The concept of "chromosome" is not as new in science as it might seem at first glance. For the first time, this term was proposed to designate the intranuclear structure of a eukaryotic cell more than 130 years ago by the morphologist W. Waldeyer. Embedded in the name is the ability of the intracellular structure to stain with basic dyes.
First of all… What is chromatin?
Chromatin is a nucleoprotein complex. Namely, chromatin is a polymer that includes special chromosomal proteins, nucleosomes and DNA. Proteins can make up to 65% of the mass of a chromosome. Chromatin is a dynamic molecule and can take on a huge number of configurations.
Chromatin proteins make up a significant part of its mass and are divided into two groups:
- Histone proteins - contain basic amino acids in their composition (for example, arginine and lysine). The arrangement of histones is chaotic in the form of blocks along the entire length of the DNA molecule.
- Non-histone proteins (about 1/5 of the total number of histones) - are nuclear proteina matrix that forms a structural network in the interphase nucleus. It is she who is the basis that determines the morphology and metabolism of the nucleus.
Currently, in cytogenetics, chromatin is divided into two varieties: heterochromatin and euchromatin. The division of chromatin into two species occurred due to the ability of each species to stain with specific dyes. This is an efficient DNA imaging technique used by cytologists.
Heterochromatin
Heterochromatin is parts of a chromosome partially condensed in interphase. Functionally, heterochromatin is of no value, since it is not active, specifically in relation to transcription. But its ability to stain well is widely used in histological studies.
Structure of heterochromatin
Heterochromatin has a simple structure (see figure).
Heterochromatin is packed into globules called nucleosomes. Nucleosomes form even more dense structures and thus “interfere” with reading information from DNA. Heterochromatin is formed in the process of methylation of H3 histone at lysine 9, and is subsequently associated with protein 1 (HP1 - Heterochromatin Protein 1). Also interacts with other proteins, including H3K9-methyltransferases. Such a large number of protein interactions with each other is a condition for maintaining heterochromatin and its distribution. The primary structure of DNA does not affect the formation of heterochromatin.
Heterochromatin is not only separate parts, but also whole chromosomes, which remain in a condensed state throughout the entire cell cycle. They are in the S-phase and are subject to replication. Scientists believe that heterochromatin regions do not carry the genes that encode the protein, or the number of such genes is very small.
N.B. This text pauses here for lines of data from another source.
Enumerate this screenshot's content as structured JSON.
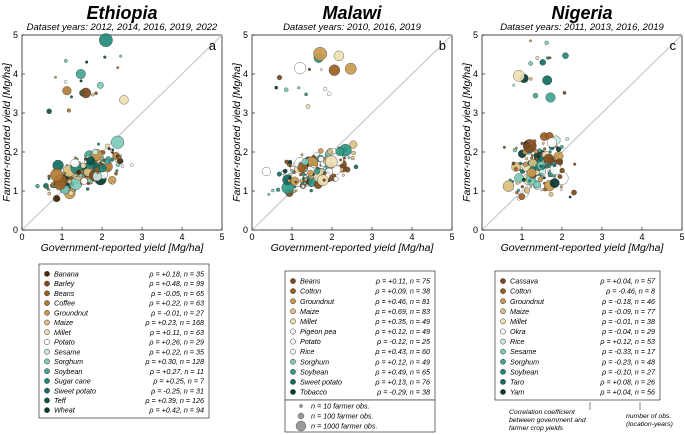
{
  "chart_data": [
    {
      "type": "scatter",
      "country": "Ethiopia",
      "subtitle": "Dataset years: 2012, 2014, 2016, 2019, 2022",
      "panel_label": "a",
      "xlabel": "Government-reported yield [Mg/ha]",
      "ylabel": "Farmer-reported yield [Mg/ha]",
      "xlim": [
        0,
        5
      ],
      "ylim": [
        0,
        5
      ],
      "xticks": [
        0,
        1,
        2,
        3,
        4,
        5
      ],
      "yticks": [
        0,
        1,
        2,
        3,
        4,
        5
      ],
      "legend": [
        {
          "crop": "Banana",
          "stat": "ρ = +0.18, n = 35",
          "color": "#4a2a0c"
        },
        {
          "crop": "Barley",
          "stat": "ρ = +0.48, n = 99",
          "color": "#7d4a1c"
        },
        {
          "crop": "Beans",
          "stat": "ρ = -0.05, n = 65",
          "color": "#9c5f22"
        },
        {
          "crop": "Coffee",
          "stat": "ρ = +0.22, n = 63",
          "color": "#b47a33"
        },
        {
          "crop": "Groundnut",
          "stat": "ρ = -0.01, n = 27",
          "color": "#c89a4e"
        },
        {
          "crop": "Maize",
          "stat": "ρ = +0.23, n = 168",
          "color": "#dcc081"
        },
        {
          "crop": "Millet",
          "stat": "ρ = +0.11, n = 63",
          "color": "#efe0b2"
        },
        {
          "crop": "Potato",
          "stat": "ρ = +0.26, n = 29",
          "color": "#ffffff"
        },
        {
          "crop": "Sesame",
          "stat": "ρ = +0.22, n = 35",
          "color": "#c8e9e2"
        },
        {
          "crop": "Sorghum",
          "stat": "ρ = +0.30, n = 128",
          "color": "#7ccab8"
        },
        {
          "crop": "Soybean",
          "stat": "ρ = +0.27, n = 11",
          "color": "#43a593"
        },
        {
          "crop": "Sugar cane",
          "stat": "ρ = +0.25, n = 7",
          "color": "#1f8a78"
        },
        {
          "crop": "Sweet potato",
          "stat": "ρ = -0.25, n = 31",
          "color": "#116d5e"
        },
        {
          "crop": "Teff",
          "stat": "ρ = +0.39, n = 126",
          "color": "#0b5446"
        },
        {
          "crop": "Wheat",
          "stat": "ρ = +0.42, n = 94",
          "color": "#053a30"
        }
      ]
    },
    {
      "type": "scatter",
      "country": "Malawi",
      "subtitle": "Dataset years: 2010, 2016, 2019",
      "panel_label": "b",
      "xlabel": "Government-reported yield [Mg/ha]",
      "ylabel": "Farmer-reported yield [Mg/ha]",
      "xlim": [
        0,
        5
      ],
      "ylim": [
        0,
        5
      ],
      "xticks": [
        0,
        1,
        2,
        3,
        4,
        5
      ],
      "yticks": [
        0,
        1,
        2,
        3,
        4,
        5
      ],
      "legend": [
        {
          "crop": "Beans",
          "stat": "ρ = +0.11, n = 75",
          "color": "#7d4a1c"
        },
        {
          "crop": "Cotton",
          "stat": "ρ = +0.09, n = 38",
          "color": "#9c5f22"
        },
        {
          "crop": "Groundnut",
          "stat": "ρ = +0.46, n = 81",
          "color": "#c89a4e"
        },
        {
          "crop": "Maize",
          "stat": "ρ = +0.69, n = 83",
          "color": "#dcc081"
        },
        {
          "crop": "Millet",
          "stat": "ρ = +0.35, n = 49",
          "color": "#efe0b2"
        },
        {
          "crop": "Pigeon pea",
          "stat": "ρ = +0.12, n = 49",
          "color": "#ffffff"
        },
        {
          "crop": "Potato",
          "stat": "ρ = -0.12, n = 25",
          "color": "#ffffff"
        },
        {
          "crop": "Rice",
          "stat": "ρ = +0.43, n = 60",
          "color": "#ffffff"
        },
        {
          "crop": "Sorghum",
          "stat": "ρ = +0.12, n = 49",
          "color": "#7ccab8"
        },
        {
          "crop": "Soybean",
          "stat": "ρ = +0.49, n = 65",
          "color": "#2e9a86"
        },
        {
          "crop": "Sweet potato",
          "stat": "ρ = +0.13, n = 76",
          "color": "#116d5e"
        },
        {
          "crop": "Tobacco",
          "stat": "ρ = -0.29, n = 38",
          "color": "#053a30"
        }
      ],
      "size_legend": [
        "n = 10 farmer obs.",
        "n = 100 farmer obs.",
        "n = 1000 farmer obs."
      ]
    },
    {
      "type": "scatter",
      "country": "Nigeria",
      "subtitle": "Dataset years: 2011, 2013, 2016, 2019",
      "panel_label": "c",
      "xlabel": "Government-reported yield [Mg/ha]",
      "ylabel": "Farmer-reported yield [Mg/ha]",
      "xlim": [
        0,
        5
      ],
      "ylim": [
        0,
        5
      ],
      "xticks": [
        0,
        1,
        2,
        3,
        4,
        5
      ],
      "yticks": [
        0,
        1,
        2,
        3,
        4,
        5
      ],
      "legend": [
        {
          "crop": "Cassava",
          "stat": "ρ = +0.04, n = 57",
          "color": "#7d4a1c"
        },
        {
          "crop": "Cotton",
          "stat": "ρ = -0.46, n = 8",
          "color": "#9c5f22"
        },
        {
          "crop": "Groundnut",
          "stat": "ρ = -0.18, n = 46",
          "color": "#c89a4e"
        },
        {
          "crop": "Maize",
          "stat": "ρ = -0.09, n = 77",
          "color": "#dcc081"
        },
        {
          "crop": "Millet",
          "stat": "ρ = -0.01, n = 38",
          "color": "#efe0b2"
        },
        {
          "crop": "Okra",
          "stat": "ρ = -0.04, n = 29",
          "color": "#ffffff"
        },
        {
          "crop": "Rice",
          "stat": "ρ = +0.12, n = 53",
          "color": "#c8e9e2"
        },
        {
          "crop": "Sesame",
          "stat": "ρ = -0.33, n = 17",
          "color": "#7ccab8"
        },
        {
          "crop": "Sorghum",
          "stat": "ρ = -0.23, n = 48",
          "color": "#43a593"
        },
        {
          "crop": "Soybean",
          "stat": "ρ = -0.10, n = 27",
          "color": "#1f8a78"
        },
        {
          "crop": "Taro",
          "stat": "ρ = +0.08, n = 26",
          "color": "#116d5e"
        },
        {
          "crop": "Yam",
          "stat": "ρ = +0.04, n = 56",
          "color": "#053a30"
        }
      ],
      "annotations": [
        "Correlation coefficient between government and farmer crop yields",
        "number of obs. (location-years)"
      ]
    }
  ]
}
Instead of such genes, the nucleotide sequences of heterochromatin mostly consist of simple repeats.
Types of heterochromatin
Heterochromatin is of two types: facultative and structural.
- Facultative heterochromatin is chromatin that is formed during the formation of a helix of one of the two chromosomes of the same species, it is not always heterochromatic, but at times. It contains genes with hereditary information. It is read when it enters the euchromatic state. The condensed state for facultative heterochromatin is a temporary phenomenon. This is its main difference from the structural one. An example of facultative heterochromatin is the body of chromatin, which determines the female gender. Since such a structure consists of two homologous X-chromosomes of somatic cells, one of them can just form facultative heterochromatin.
- Structural heterochromatin is a structure formed by a highly coiled state. It persists throughout the cycle. As mentioned above, the condensed state for structural heterochromatin is a constant phenomenon, in contrast to an optional one. Structural heterochromatin is also calledconstitutive, it is well detected by C-color. It is located away from the nucleus and occupies the centromeric regions, but is sometimes localized in other regions of the chromosome. Often, during interphase, aggregation of various sections of structural heterochromatin can occur, resulting in the formation of chromocenters. In this type of heterochromatin, there is no transcription property, that is, there are no structural genes. The role of such a segment of the chromosome is not entirely clear until now, so scientists tend to only support the function.
Euchromatin
Euchromatin are parts of chromosomes that are decondensed in interphase. Such a locus is a loose, but at the same time a small compact structure.
Functional features of euchromatin
This type of chromatin is working and functionally active. It does not have the property of staining and is not determined by histological studies. In the phase of mitosis, almost all euchromatin condenses and becomes an integral part of the chromosome. Synthetic functions during this period, the chromosomes do not perform. Therefore, cellular chromosomes can be in two functional and structural states:
- Active or working state. At this time, the chromosomes are almost completely or completely decondensed. They are involved in the process of transcription and reduplication. All of these processes occur directly in the cell nucleus.
- Inactive state of metabolic dormancy (non-working). In this state, the chromosomesare condensed to the maximum and serve as a transport for the transfer of genetic material to daughter cells. In this state, the genetic material is also distributed.
In the final phase of mitosis, despiralization occurs and weakly colored structures in the form of threads containing transcribed genes are formed.
The structure of each chromosome has its own, unique, variant of the location of chromatin: euchromatin and heterochromatin. This feature of the cells allows cytogeneticists to identify individual chromosomes.